I dated older guys. But lately I've been getting approached by guys a little younger than me. So now im wondering should i give it a shot. They say they are looking for a relationship but i find it a little hard to believe. I think at that age younger guys want to be free.
Im 27. I've been getting hit on by a 23 yr old. I gave him a chance. He said he liked me then went m. i. a for three days. Doesn't drink says he doesn't go to clubs he's mostly a homebody. But im starting to regret it a little. This is what triggered this question. Because he did say he wants a relashionship he doesn't like flings because he catches feelings. But i heard that plenty of times. Wondering if i made a mistake?
Yes, I want to be in a relationship and there's a good chance it's going to happen.
Your intuitions are for the most part correct. Many guys aren't quite mature enough to settle down because they are barely growing into themselves and learning what it feels like to be desired. Perspective must be developed to know what's worth pursuing.
In my case, I've asked out older women (late 20's) and as the obviously younger counterpart with a good head on my shoulders, I thought it would work. It turned out not to be the case. My body wanted sex all along and attraction quickly dissipated thereafter. No amount of reasoning could fix that.
Now I'm a bit older and know exactly what I want in a girl, and once she's in my life, I'll do everything in my power to make her feel loved. That's the attitude you want to see in a guy who claims to be serious.

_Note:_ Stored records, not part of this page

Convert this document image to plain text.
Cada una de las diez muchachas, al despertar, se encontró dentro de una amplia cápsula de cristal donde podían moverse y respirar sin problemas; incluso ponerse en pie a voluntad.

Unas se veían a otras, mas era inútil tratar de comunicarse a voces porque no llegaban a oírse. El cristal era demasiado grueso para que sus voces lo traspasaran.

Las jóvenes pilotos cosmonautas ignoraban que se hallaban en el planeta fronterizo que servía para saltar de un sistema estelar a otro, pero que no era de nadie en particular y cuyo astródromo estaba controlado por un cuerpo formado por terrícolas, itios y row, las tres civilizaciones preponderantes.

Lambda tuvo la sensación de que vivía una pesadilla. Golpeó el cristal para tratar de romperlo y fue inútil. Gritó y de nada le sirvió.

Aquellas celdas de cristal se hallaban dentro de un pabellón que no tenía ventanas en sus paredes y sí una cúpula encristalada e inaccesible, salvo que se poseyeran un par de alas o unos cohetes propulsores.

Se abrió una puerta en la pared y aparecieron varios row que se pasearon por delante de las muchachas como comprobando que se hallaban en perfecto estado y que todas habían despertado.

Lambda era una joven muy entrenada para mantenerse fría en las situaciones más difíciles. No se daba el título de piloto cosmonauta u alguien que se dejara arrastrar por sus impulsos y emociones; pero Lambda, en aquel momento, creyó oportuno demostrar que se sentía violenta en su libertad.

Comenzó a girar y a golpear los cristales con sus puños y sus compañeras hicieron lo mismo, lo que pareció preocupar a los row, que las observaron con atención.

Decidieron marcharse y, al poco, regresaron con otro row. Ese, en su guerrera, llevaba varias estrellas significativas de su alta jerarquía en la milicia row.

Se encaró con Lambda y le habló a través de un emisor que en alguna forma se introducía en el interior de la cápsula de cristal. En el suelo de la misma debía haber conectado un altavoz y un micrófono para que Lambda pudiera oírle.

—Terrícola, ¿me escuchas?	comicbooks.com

I really do, hell I want to be married by 25, and I have turned down friends with benefits type deals, that being said I do value looks a lot and admit if I'm going to spend my life with a girl she must be at least a 7 looks wise, skinny frame, beautiful face, etc. and honestly, it seems like the guys I know (the few) who do want legit relationships seem to also admit the high standards on looks. I think it's that given we only want one, we expect more looks wise etc.
yes but the thing is there's a 3way split for guys in their 20s. there's 1. the guys that dont have problems getting girls they want and are either faithful or cheat. 2. the guys that are done with trying to look for something serious and are outright looking for sex or 3. the guys that realize most girls his age are playing games and want a older woman because she's less likely to be doing so.
yes i believe so, because i am one, i have tried flings/hookups and they never work because i either end up catching feelings or im just not into it, and honestly its the worst to hookup with someone and end up falling for them haha im currently in that boat with my best friend and its a tough one for sure.